29 Sep The Four Parts of a Judo Throw
The execution of a judo throw can greatly benefit from analyzing and understanding the four main components of a throw: establishing a solid grip, getting your opponent off-balance, getting your body into position for the throw, and executing the throw with the different parts of the body acting in a coordinated way. While there may be some instances in which one or more of these components are not needed to execute a throw, those are the exception rather than the rule. These components are explained in greater detail below.
1. Establishing a firm grip (kumi kata)
The outcome of a match in competition and randori is influenced to a great extent by the type of gripping control established on every bout. Grip fights are common because if one opponent establishes a dominant grip, then that person can set the direction of the match and has greater chances of applying a technique in a successful way. If you find yourself in a situation when you feel that you are in a vulnerable situation and that an attack from the other person is imminent, the cause may be related to the loss of grip control. Gripping skills are a key part of an effective throw, so it is an area that judokas should learn since the beginning of their judo training, planning their gripping strategies for each bout and adapting their gripping tactics for each opponent. As former Olympian medalist and world judo champion Jimmy Pedro pointed out, “Gripping is one of the most important and fundamental judo skills … yet it is the least taught and understood skill of the game.” A useful resource is the DVD Grip Like a World Champion, released by Pedro in 2007.
2. Getting your opponent off-balance (kuzushi)

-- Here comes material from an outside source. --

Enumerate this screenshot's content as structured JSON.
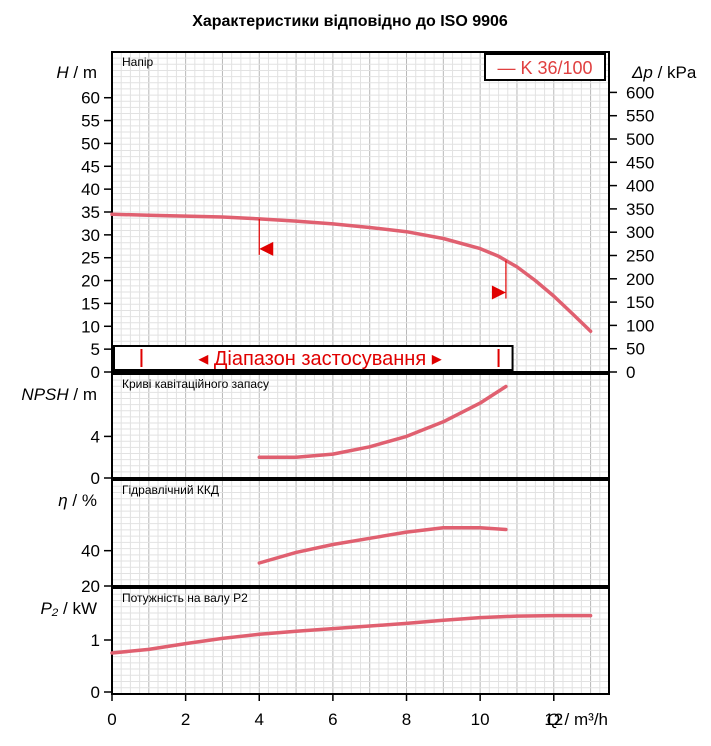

Performing a successful throw, one that achieves maximum efficiency with minimal effort, requires getting your opponent off-balance first. You can get your opponent off-balance in eight directions. If you imagine that your opponent is standing on a square, you can get the person off-balance by pushing or pulling, moving the person to the front, back, sides, and corners. Successful kuzushi requires strength and accuracy, leading our opponent in one direction to create momentum, and then applying a technique in the opposite direction. By getting your opponent off-balance, you can gain valuable milliseconds to get yourself in position for a throw, before the other person has time to block your attack or apply countermeasures. Kuzushi is a fundamental component of every throw, and it is also one of the areas where opponents are likely to focus their defensive efforts. This is why muscular development is important, since the muscles associated with the application of successful kuzushi are usually not as strong as the ones used when executing throws. Accordingly, it is important to understand the biomechanics of each throw, identifying where your opponents are directing their efforts, and determining in which direction you should aim your own attack or counterattack. Without proper kuzushi, the chances of completing a judo throw are significantly reduced, so it is important to get the other person off-balance first.
3. Getting into position (tsukuri)
Once you manage to get your opponent off-balance, the next step is to get yourself into position for the throw. This has to be executed as a coordinated and fluid movement, which usually requires speed, without releasing the pressure that keeps your opponent off-balance. Key factors when getting into position are accuracy when placing your feet in the desired position, equilibrium, stability, and location of your center of gravity, which for many techniques you need to flex your legs to lower your body. This coordination of movements is better achieved when it is rehearsed in advance, performing repetitions of your intended techniques (uchi komi) on a regular basis. The more you practice those movements, the more fluid they become, acting in a way that resembles an automatic response, which gets triggered almost instinctively in response to an opening. As judo experts Watanabe and Avakian explained, “The judoist must react with a conditioned reflex to any situation. It must be an automatic response, since there is no time for thinking the situation through.” The movements to get into position may be simple or complicated, and can be part of single techniques or a combination of more than one.
4. Executing the throw (kake)
Once the previous three actions have been conducted, it is time to execute the throw. The most effective throwing movements are those that are performed in an explosive way, which allow for greater speed and force, which are key components of throws that get awarded an instant winning score (ippon). Scoring an ippon usually requires that our throws end up with our opponents landing on their backs, while we maintain control over the action. The simultaneous and explosive movement of the different parts of the body in a coordinated way is likely to end up in a successful throw, unless the opponent is able to adapt and figure a way out. In cases when only a partial score is achieved as a result of a throw, such as when our opponents land on the side of their torso, once on the ground it is important to continue the rolling motion. After that, you are also likely to be in an advantageous position to apply a ne waza technique, such as pinning your opponent into the mat, which can then evolve into a choking or armbar technique.